The small number of people in the UK with a strong interest in social enterprise leadership issues have spent the last week or so struggling to contain their excitement at the news that Social Enterprise Coalition(SEC) CEO, Jonathan Bland, is heading off to Finland in October.
The print version of the new Social Enterprise magazine offers an interesting assessment of Bland’s legacy, describing him as ‘Jonathan the juggler’ for his ability to juggle the interests of a diverse range of players in the Coalition and gain significant political support for ‘the movement’. In terms of the task facing the next CEO, reporter Chrisanthi Giotis’s discussions with sector commentators predict an ongoing juggling act with the feedback being that: “The SEC leader must take this opportunity to enshrine social enterprise in a new British economy that may be emerging, they said. Yet, at the same time, they said, the new CEO will have to focus on the grass roots, build up communications between members, segment the sector to offer tailored products from SEC and boost understanding of the different models of business.”
Sandwiched in the middle of the article, with its implications under-explored, is a suggestion from former Social Enterprise Ambassador, Liam Black, that raises big questions what the SEC should actually by trying to do. Black’s line is that rather than concentrating on promoting the formation of more entities that can be defined as social enterprises, the SEC and the social enterprise movement in general should be focusing on transforming the way all companies do business.
This is a road that the SEC under Jonathan Bland has – possibly out of genuine strategic conviction – feared to tread. The SEC under Bland has done a great job popularising the social enterprise brand (particularly with politicians) and incorporating a wide range of disparate organisations – often fairly unconnected in terms of structure, practice or philosophy – under its banner but it hasn’t had anything much to say about the wider economy and how it works.
Given that social enterprises that are not the Co-Operative Group, the John Lewis Partnership or social lending institutions make up an infinitesimally small % of the UK economy – in fact if you chuck Greenwich Leisure into that list, I’d guess the rest of us struggle to match the turnover of a medium-sized inner city Borough between us – this approach seems to have a very limited scope.

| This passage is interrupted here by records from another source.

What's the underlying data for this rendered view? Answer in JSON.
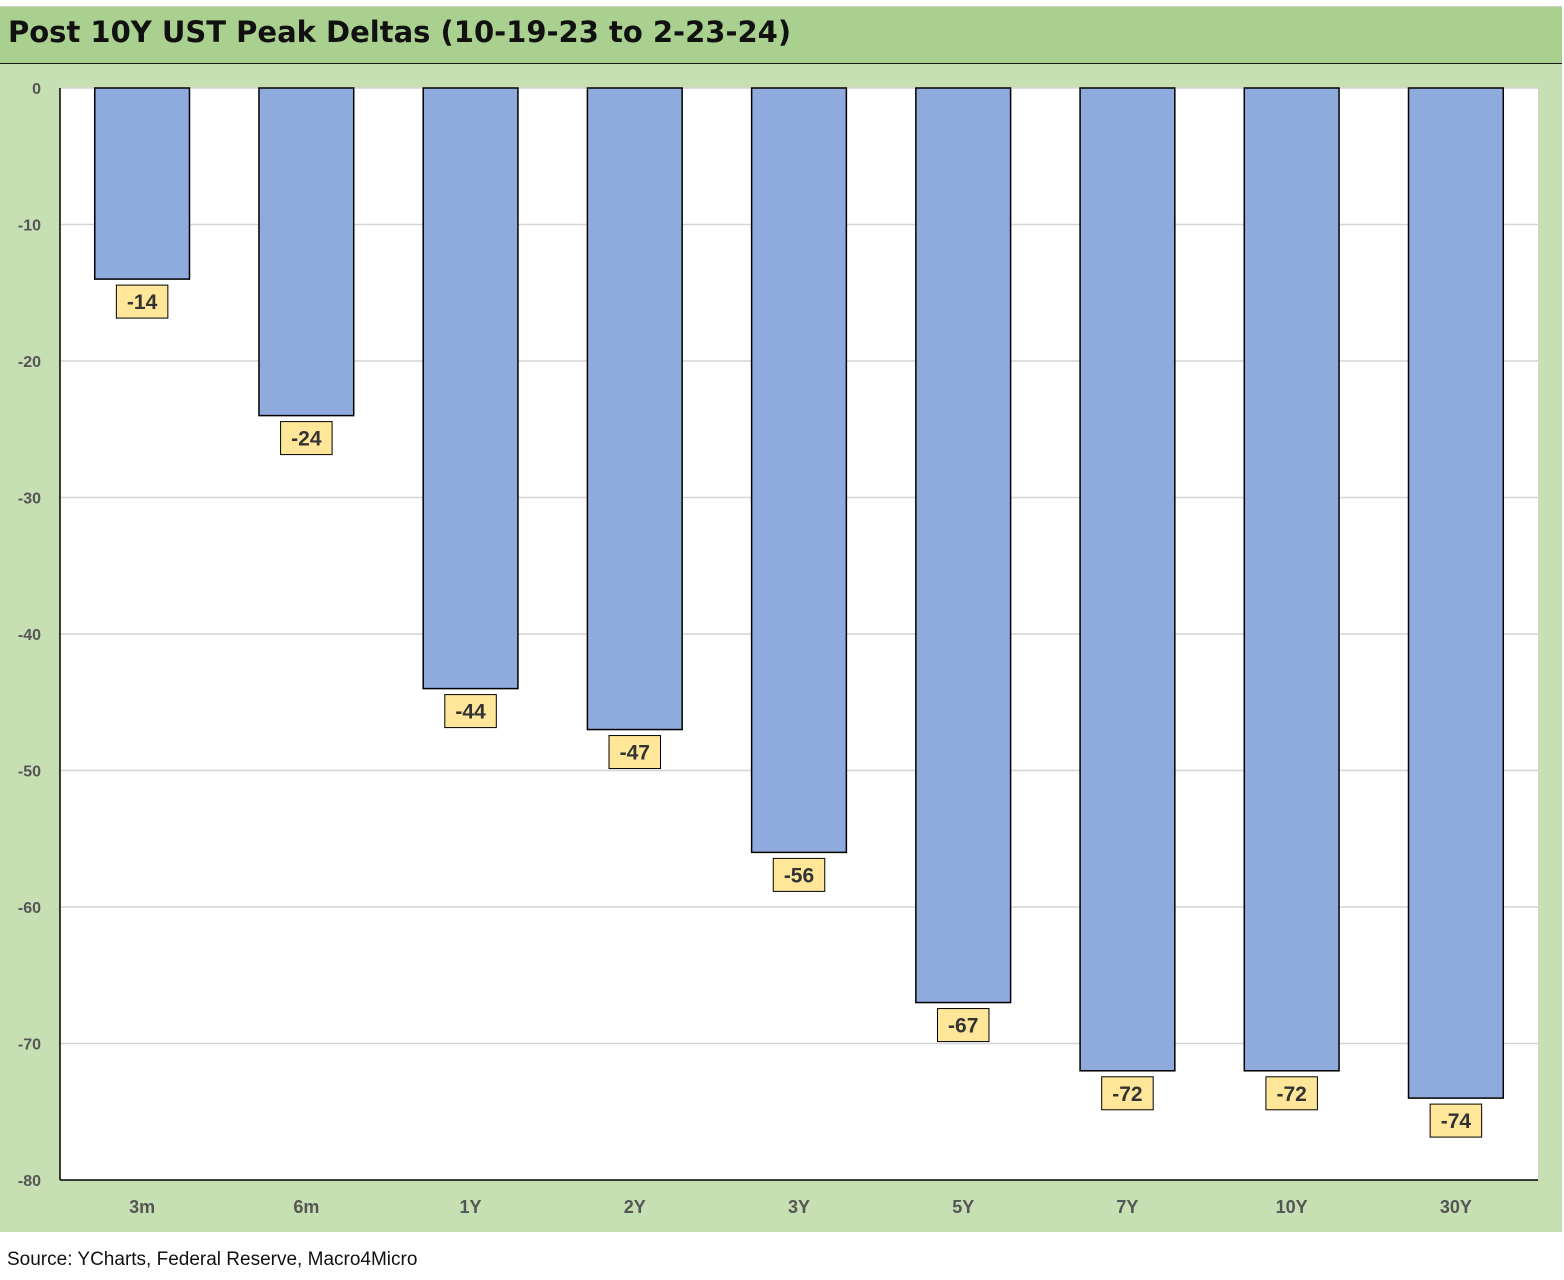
{
  "title": "Post 10Y UST Peak Deltas (10-19-23 to 2-23-24)",
  "source": "Source: YCharts, Federal Reserve, Macro4Micro",
  "colors": {
    "title_bar": "#a9d08e",
    "chart_background": "#c6e0b4",
    "plot_background": "#ffffff",
    "bar_fill": "#8faadc",
    "bar_stroke": "#000000",
    "data_label_fill": "#ffe699"
  },
  "chart_data": {
    "type": "bar",
    "title": "Post 10Y UST Peak Deltas (10-19-23 to 2-23-24)",
    "xlabel": "",
    "ylabel": "",
    "categories": [
      "3m",
      "6m",
      "1Y",
      "2Y",
      "3Y",
      "5Y",
      "7Y",
      "10Y",
      "30Y"
    ],
    "values": [
      -14,
      -24,
      -44,
      -47,
      -56,
      -67,
      -72,
      -72,
      -74
    ],
    "data_labels": [
      "-14",
      "-24",
      "-44",
      "-47",
      "-56",
      "-67",
      "-72",
      "-72",
      "-74"
    ],
    "ylim": [
      -80,
      0
    ],
    "yticks": [
      0,
      -10,
      -20,
      -30,
      -40,
      -50,
      -60,
      -70,
      -80
    ],
    "ytick_labels": [
      "0",
      "-10",
      "-20",
      "-30",
      "-40",
      "-50",
      "-60",
      "-70",
      "-80"
    ],
    "grid": true,
    "legend": "none"
  }
}
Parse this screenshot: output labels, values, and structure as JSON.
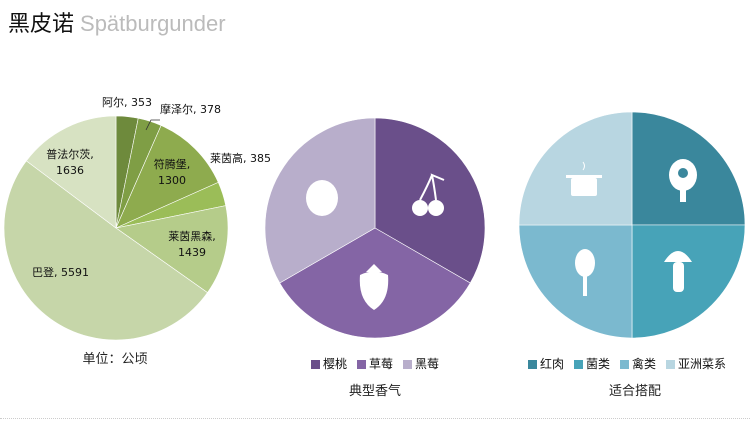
{
  "title": {
    "main": "黑皮诺",
    "sub": "Spätburgunder"
  },
  "chart_data": [
    {
      "type": "pie",
      "caption": "单位：公顷",
      "categories": [
        "阿尔",
        "摩泽尔",
        "符腾堡",
        "莱茵高",
        "莱茵黑森",
        "巴登",
        "普法尔茨"
      ],
      "values": [
        353,
        378,
        1300,
        385,
        1439,
        5591,
        1636
      ],
      "colors": [
        "#6e8a3c",
        "#7f9e45",
        "#8eab4e",
        "#9bbd58",
        "#b5cc8a",
        "#c6d6a9",
        "#d7e2c2"
      ],
      "labels": [
        "阿尔, 353",
        "摩泽尔, 378",
        "符腾堡,\n1300",
        "莱茵高, 385",
        "莱茵黑森,\n1439",
        "巴登, 5591",
        "普法尔茨,\n1636"
      ]
    },
    {
      "type": "pie",
      "caption": "典型香气",
      "categories": [
        "樱桃",
        "草莓",
        "黑莓"
      ],
      "values": [
        1,
        1,
        1
      ],
      "colors": [
        "#6a4f8a",
        "#8465a5",
        "#b8aecb"
      ],
      "icons": [
        "cherry-icon",
        "strawberry-icon",
        "blackberry-icon"
      ]
    },
    {
      "type": "pie",
      "caption": "适合搭配",
      "categories": [
        "红肉",
        "菌类",
        "禽类",
        "亚洲菜系"
      ],
      "values": [
        1,
        1,
        1,
        1
      ],
      "colors": [
        "#3a879c",
        "#47a3b8",
        "#7bb9cf",
        "#b8d6e1"
      ],
      "icons": [
        "ham-icon",
        "mushroom-icon",
        "drumstick-icon",
        "pot-icon"
      ]
    }
  ]
}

If the SEC’s line really is to keep plugging away until all businesses actually become specifically structured social enterprises, it seems as sensible as a plan to achieve broad improvements in animal rights by demanding that everyone becomes vegan. Surely a more useful focus for the social enterprise movement – if it is going to be a movement rather than just a collection of tangentially linked small businesses – would be to start by looking at the economy as it is and then make practical arguments for making it better.